Wie lange können wir noch Jahr für Jahr in diese Idylle fliehen, während sie unter unseren Füßen zerbröckelt? Wie lange dauert es noch, bis wir erkennen, dass wir mit jedem Flug, jeder Autoreise, jedem „Ach, der Sommer war doch herrlich heiß!“ Öl ins Feuer kippen – im wahrsten Sinne des Wortes?
Politik im Halbschlaf, Tourismus im Delirium
Ja, Paris pflanzt Stadtwälder und verteilt Wasserspender. Klingt super. Ist es aber nicht. Es ist der Versuch, ein brennendes Haus mit einer Sprühflasche zu löschen.

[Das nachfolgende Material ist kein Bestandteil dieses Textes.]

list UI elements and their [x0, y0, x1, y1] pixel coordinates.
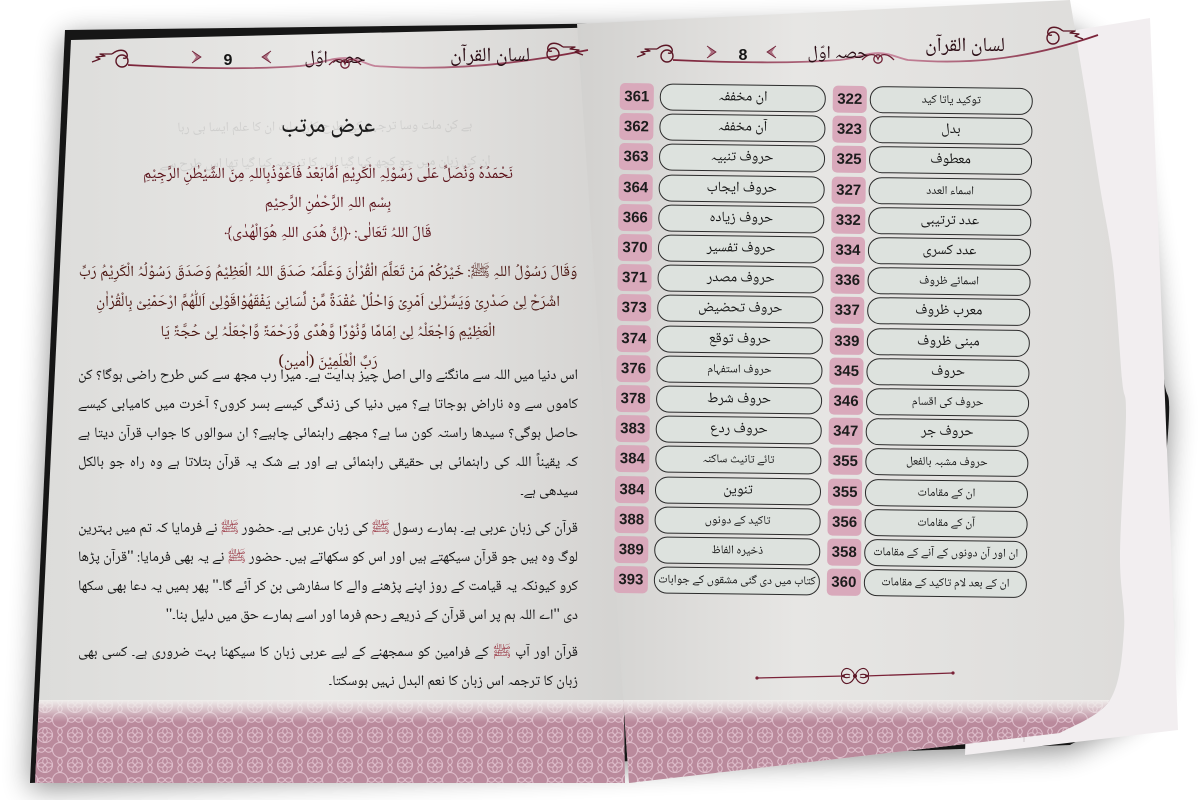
svg-text:9: 9 — [224, 52, 233, 69]
svg-text:لسان القرآن: لسان القرآن — [925, 30, 1005, 64]
svg-text:8: 8 — [739, 47, 748, 64]
svg-text:لسان القرآن: لسان القرآن — [450, 40, 530, 74]
svg-text:حصہ اوّل: حصہ اوّل — [807, 40, 868, 70]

Die Tourismusindustrie feiert Rekorde – während die Böden vor Trockenheit reißen, das Wasser knapp wird und Hitzewarnungen schon fast so alltäglich sind wie Mautgebühren.
Und nein, ich habe kein Verständnis mehr für diesen fatalen Optimismus. Wir leben nicht „trotz Klimakrise“, wir leben mitten in ihr. Und wer noch behauptet, das sei übertrieben – der war offenbar diesen Sommer nicht in Frankreich.
Eltern, wacht auf
Ich frage mich ernsthaft: Wie konnten wir so blind sein? Wir schieben unsere Kinder in klimatisierte Autos, fahren sie an überhitzte Strände, füttern sie mit Eis – und lassen sie dann einschlafen mit der Beruhigung, dass alles gut wird.
Aber wird es das?
Ich will, dass meine Kinder noch Sommer erleben, in denen „heiß“ nicht lebensgefährlich heißt. Ich will, dass sie ins Meer springen, weil’s Spaß macht – nicht, weil der Körper sonst überhitzt. Ich will, dass ein Lagerfeuer romantisch bleibt und nicht der Vorbote der nächsten Evakuierung ist.
Und ich? Ich bin wütend.
Wütend auf mich selbst, weil ich zu lange geschwiegen habe. Weil ich dachte, „wir fliegen ja nur einmal im Jahr“. Weil ich glaubte, das bisschen Urlaub könne doch kein Schaden sein.
Wütend auf die, die immer noch glauben, das Klima sei ein Thema für die Zukunft – obwohl es längst in unseren Wohnzimmern angekommen ist, sich auf unseren Terrassen breitmacht und unsere Ferienhäuser in Schutt und Asche legt.
Aber ich bin auch entschlossen
Ich will nicht mehr wegsehen. Nicht mehr schönreden. Nicht mehr schweigen.
Wenn wir wollen, dass Frankreich ein Sehnsuchtsort bleibt – für uns, für unsere Kinder, für alle – dann müssen wir den Kurs ändern.
Jetzt. Nicht morgen. Nicht irgendwann, wenn es politisch bequemer ist.
Schluss mit dem kollektiven Wegschauen
Was wir brauchen, ist eine neue Definition von Sommer. Eine, die sich nicht am Thermometer abarbeitet, sondern an Verantwortung, Gemeinschaft und Ehrlichkeit.
Und vielleicht ist das der erste Sommer, in dem wir kapieren: Ferien sind nicht mehr nur Pause vom Alltag – sie sind Teil eines größeren Bildes.
Eins, das wir verdammt noch mal selbst mitzeichnen.